Despite being in a rain forest, I didn't need a raincoat. It only rained on a couple of days while we were out in the forest, and on one of those I was comfortably sitting in a shelter writing down bird measurements while others were doing the running to the nets to untangle the birds and back. It also turns out that even when it's raining, it doesn't really rain that much all the way to the forest floor. Most of the rain gets stuck in the canopy. Although this obviously means that even once it's stopped raining, there will be plenty of water dripping from the canopy down on the people on the forest floor. Either way, based on my current experience you're never completely soaked (I'm probably wrong). Unless you walk into a waist-deep stream fully clothed to capture fish, like basically everyone but me did that other time it was raining. I had my camera with me to take pictures of the fish, and I felt that excuse enough to keep myself mostly dry and comfortable. And by dry I mean not dry but significantly drier that anyone else.

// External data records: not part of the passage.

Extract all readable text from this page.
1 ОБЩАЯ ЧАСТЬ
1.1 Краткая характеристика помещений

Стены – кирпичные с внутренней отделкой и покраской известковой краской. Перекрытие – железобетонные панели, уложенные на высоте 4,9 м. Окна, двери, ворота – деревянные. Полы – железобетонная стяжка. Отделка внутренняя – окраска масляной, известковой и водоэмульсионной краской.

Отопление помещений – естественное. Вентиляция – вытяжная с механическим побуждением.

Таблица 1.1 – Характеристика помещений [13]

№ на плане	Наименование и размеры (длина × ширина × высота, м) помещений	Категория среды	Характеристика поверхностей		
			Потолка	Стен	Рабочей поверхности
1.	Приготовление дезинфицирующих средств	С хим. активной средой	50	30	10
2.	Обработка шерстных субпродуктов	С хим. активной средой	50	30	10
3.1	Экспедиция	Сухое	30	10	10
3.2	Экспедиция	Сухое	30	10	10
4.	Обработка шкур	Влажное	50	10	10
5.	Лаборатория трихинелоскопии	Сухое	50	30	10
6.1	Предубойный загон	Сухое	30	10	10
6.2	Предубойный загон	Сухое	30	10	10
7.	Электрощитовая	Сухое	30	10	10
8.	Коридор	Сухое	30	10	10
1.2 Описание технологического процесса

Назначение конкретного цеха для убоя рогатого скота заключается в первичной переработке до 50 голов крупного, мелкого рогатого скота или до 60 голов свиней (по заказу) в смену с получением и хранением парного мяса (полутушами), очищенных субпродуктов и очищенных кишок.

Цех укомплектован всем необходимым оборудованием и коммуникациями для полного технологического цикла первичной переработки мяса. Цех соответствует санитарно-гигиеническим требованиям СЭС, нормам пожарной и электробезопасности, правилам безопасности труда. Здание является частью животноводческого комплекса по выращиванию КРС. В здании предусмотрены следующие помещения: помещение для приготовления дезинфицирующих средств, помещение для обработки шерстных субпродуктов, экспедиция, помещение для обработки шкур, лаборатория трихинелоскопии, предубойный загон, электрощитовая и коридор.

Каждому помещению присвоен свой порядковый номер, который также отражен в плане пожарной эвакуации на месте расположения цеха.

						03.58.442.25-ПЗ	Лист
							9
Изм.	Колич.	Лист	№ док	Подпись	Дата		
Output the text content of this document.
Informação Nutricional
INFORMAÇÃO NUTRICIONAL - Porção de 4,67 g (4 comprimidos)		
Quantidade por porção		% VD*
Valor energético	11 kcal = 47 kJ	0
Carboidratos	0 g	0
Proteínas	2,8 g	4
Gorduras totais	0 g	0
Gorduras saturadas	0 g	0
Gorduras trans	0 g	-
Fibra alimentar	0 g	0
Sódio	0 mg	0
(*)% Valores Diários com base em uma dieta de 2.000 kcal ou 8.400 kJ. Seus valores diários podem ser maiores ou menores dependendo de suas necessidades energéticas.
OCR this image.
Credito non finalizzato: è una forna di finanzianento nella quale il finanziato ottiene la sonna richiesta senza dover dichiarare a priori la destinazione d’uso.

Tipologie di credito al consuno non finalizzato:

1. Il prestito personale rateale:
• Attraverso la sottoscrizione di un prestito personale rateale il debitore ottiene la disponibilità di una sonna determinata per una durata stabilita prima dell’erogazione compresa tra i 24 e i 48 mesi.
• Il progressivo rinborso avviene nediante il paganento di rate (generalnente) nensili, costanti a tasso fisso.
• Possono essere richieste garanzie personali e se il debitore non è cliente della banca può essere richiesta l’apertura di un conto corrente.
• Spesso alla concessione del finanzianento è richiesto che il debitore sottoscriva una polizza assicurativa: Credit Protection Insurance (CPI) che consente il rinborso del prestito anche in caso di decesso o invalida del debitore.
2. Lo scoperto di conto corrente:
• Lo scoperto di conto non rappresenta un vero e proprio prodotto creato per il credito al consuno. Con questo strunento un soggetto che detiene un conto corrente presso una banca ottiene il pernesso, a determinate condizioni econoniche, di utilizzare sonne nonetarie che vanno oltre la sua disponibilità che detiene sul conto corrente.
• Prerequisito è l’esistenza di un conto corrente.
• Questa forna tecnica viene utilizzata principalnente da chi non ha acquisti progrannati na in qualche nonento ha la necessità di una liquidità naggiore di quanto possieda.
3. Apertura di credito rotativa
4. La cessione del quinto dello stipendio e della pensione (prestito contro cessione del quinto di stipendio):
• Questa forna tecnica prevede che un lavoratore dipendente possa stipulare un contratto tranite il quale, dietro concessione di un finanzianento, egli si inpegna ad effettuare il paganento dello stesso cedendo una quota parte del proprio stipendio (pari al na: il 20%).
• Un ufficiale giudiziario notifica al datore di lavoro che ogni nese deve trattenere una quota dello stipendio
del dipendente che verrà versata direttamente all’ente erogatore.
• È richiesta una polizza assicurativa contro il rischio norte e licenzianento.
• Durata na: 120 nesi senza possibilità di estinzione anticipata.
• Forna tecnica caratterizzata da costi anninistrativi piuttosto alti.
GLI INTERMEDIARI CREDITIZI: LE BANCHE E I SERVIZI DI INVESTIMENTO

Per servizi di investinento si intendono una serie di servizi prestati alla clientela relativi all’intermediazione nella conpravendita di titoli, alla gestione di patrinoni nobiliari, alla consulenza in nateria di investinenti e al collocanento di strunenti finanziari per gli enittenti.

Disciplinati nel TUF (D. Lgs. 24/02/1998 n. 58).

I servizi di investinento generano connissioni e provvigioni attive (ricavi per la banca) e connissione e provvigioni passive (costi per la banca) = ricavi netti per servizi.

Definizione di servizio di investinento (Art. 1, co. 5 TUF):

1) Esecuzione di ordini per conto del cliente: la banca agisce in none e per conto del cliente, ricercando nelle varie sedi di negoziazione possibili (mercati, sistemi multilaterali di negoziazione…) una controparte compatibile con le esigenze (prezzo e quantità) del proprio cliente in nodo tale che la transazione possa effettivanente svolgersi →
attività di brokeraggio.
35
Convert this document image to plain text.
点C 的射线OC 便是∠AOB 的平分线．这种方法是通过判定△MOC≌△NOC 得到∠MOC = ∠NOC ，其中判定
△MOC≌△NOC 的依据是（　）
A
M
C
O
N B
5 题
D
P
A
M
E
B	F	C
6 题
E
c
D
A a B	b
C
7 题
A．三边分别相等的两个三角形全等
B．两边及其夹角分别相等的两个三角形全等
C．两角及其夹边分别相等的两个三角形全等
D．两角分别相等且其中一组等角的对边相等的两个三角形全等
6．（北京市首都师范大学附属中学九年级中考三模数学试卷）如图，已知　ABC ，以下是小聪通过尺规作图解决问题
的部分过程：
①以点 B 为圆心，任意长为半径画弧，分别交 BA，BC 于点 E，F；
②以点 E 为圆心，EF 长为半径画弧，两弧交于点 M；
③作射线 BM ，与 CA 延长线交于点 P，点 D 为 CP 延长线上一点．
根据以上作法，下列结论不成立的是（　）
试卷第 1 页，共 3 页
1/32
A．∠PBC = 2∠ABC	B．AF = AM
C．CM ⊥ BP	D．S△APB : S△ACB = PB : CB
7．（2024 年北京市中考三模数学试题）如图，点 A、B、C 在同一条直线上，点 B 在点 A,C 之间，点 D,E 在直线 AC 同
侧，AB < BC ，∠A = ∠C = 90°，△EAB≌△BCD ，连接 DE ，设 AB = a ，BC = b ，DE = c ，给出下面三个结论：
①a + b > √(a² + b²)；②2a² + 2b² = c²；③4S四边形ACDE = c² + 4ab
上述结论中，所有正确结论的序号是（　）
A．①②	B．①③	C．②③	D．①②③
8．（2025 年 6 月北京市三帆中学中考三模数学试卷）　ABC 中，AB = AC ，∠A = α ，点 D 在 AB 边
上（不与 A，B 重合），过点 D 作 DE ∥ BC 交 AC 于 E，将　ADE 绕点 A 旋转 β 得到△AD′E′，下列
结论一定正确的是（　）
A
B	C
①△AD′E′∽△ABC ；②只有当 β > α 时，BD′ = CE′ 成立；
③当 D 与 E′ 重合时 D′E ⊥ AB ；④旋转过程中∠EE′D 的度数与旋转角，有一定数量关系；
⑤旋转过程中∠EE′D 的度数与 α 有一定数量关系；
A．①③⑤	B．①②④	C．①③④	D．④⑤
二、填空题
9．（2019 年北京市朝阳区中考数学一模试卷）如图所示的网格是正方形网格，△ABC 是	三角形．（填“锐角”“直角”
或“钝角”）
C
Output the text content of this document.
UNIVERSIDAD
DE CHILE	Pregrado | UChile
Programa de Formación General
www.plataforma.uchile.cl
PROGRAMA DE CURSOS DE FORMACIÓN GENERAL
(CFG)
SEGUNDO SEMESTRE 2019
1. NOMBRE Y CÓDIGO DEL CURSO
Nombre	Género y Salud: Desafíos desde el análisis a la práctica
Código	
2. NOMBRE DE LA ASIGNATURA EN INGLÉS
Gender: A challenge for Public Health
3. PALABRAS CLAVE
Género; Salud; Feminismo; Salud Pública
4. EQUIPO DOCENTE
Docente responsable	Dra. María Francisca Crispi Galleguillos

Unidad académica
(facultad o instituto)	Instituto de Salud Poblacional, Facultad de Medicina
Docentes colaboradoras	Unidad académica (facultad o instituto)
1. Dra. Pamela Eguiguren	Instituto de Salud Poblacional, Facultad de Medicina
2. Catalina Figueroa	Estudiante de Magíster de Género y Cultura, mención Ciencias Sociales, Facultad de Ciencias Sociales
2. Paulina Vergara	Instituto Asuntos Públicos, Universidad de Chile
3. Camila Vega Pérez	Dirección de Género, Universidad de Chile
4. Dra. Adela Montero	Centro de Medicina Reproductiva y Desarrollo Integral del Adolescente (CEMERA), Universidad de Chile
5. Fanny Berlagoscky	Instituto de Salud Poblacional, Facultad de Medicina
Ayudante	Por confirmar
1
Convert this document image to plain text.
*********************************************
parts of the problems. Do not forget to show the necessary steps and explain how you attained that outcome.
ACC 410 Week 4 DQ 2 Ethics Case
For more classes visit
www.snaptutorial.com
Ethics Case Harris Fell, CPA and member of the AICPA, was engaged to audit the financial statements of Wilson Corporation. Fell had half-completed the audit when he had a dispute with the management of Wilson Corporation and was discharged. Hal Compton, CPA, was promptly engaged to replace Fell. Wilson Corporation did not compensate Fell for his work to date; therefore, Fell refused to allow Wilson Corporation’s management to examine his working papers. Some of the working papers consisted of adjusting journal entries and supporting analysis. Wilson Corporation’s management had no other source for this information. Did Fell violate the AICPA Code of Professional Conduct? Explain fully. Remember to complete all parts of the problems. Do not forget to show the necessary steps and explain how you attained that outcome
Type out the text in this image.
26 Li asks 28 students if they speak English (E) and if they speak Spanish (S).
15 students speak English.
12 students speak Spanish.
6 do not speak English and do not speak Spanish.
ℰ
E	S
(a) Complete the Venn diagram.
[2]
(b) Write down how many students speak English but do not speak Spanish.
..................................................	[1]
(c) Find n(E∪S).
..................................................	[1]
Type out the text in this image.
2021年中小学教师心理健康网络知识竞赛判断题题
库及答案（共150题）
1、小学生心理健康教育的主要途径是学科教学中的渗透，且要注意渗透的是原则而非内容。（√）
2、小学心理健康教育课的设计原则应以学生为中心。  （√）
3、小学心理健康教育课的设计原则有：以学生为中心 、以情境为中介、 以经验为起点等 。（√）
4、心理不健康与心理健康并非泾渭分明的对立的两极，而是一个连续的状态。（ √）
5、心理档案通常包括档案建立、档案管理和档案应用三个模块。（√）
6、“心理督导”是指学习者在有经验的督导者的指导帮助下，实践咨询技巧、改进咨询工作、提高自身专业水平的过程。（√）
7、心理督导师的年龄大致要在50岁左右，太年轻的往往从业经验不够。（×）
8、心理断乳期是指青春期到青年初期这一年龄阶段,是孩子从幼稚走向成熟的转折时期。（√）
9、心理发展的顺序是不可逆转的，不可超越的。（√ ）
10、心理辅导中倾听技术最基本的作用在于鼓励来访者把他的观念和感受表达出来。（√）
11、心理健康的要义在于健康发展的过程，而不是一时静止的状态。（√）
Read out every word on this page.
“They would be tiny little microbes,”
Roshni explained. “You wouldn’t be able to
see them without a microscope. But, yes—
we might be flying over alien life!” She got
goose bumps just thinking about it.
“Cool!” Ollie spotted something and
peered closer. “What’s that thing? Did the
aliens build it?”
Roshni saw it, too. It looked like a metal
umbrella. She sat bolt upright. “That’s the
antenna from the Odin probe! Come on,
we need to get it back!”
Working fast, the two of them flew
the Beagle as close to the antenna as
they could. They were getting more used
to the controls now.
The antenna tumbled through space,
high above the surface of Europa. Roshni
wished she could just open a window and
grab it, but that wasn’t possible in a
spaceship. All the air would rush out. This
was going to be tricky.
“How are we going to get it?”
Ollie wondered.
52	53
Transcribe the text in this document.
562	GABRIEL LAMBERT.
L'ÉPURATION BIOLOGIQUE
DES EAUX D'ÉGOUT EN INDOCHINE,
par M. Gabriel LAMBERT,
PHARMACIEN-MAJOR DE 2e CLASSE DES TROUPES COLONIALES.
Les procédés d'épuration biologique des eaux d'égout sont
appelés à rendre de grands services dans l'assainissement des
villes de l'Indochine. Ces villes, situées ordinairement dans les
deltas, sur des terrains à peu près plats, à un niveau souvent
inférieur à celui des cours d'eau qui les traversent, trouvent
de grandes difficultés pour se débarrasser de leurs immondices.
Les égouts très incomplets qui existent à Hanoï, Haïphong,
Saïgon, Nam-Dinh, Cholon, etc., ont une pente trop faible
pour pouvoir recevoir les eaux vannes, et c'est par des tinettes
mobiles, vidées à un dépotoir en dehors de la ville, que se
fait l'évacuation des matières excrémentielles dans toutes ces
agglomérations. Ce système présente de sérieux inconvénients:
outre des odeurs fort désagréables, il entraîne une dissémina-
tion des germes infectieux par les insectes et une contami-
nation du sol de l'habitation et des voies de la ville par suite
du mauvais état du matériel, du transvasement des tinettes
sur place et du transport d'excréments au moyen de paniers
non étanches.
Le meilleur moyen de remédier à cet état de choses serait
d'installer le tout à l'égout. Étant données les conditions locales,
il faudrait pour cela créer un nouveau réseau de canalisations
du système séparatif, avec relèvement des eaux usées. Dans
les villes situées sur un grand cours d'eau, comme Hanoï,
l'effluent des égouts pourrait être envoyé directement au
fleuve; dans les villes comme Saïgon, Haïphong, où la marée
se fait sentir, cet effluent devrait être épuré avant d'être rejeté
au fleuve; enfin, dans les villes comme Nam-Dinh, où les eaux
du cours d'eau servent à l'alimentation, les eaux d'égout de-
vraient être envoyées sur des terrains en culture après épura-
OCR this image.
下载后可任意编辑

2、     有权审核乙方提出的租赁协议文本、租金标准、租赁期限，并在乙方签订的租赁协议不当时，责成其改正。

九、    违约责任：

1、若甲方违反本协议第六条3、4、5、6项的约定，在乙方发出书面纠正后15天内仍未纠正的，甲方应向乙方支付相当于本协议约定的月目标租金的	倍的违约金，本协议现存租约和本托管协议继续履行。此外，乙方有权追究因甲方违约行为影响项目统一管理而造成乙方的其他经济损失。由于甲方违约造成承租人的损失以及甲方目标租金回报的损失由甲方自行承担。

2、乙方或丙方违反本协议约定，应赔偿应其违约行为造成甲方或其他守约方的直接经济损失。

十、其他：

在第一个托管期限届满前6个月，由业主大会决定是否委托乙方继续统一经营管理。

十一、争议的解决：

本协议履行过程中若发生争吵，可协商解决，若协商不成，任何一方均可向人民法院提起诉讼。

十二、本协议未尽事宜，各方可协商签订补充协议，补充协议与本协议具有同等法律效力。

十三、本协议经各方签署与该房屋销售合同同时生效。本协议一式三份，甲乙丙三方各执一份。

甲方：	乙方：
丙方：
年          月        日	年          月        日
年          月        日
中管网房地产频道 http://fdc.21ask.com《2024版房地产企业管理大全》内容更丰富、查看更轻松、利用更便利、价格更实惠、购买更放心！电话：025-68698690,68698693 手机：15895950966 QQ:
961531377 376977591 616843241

It turns out that I am perfectly capable of sleeping in a hammock. I was sure I wouldn't be sleeping much, but I actually slept really well. Also, which is really rare, my sleeping bag is the perfect thickness for sleeping in a hammock in the tropics. Almost always when sleeping in a sleeping bag it's either too cold or too hot, but not this time. We had a few colder nights when it was a little cool, but never too cold. I'm seriously surprised.
The best moments were were at about six in the morning, when the sun was rising. Most people were still in their hammocks (usually there were a few already walking around, and actually the people doing bird research, who were sampling the entire stretch of the 5 km now that they were there, usually left so that they were at the nets already at sunrise or at least soon after). And it was quiet, and cool, and beautiful.
I think that's a good note to end on.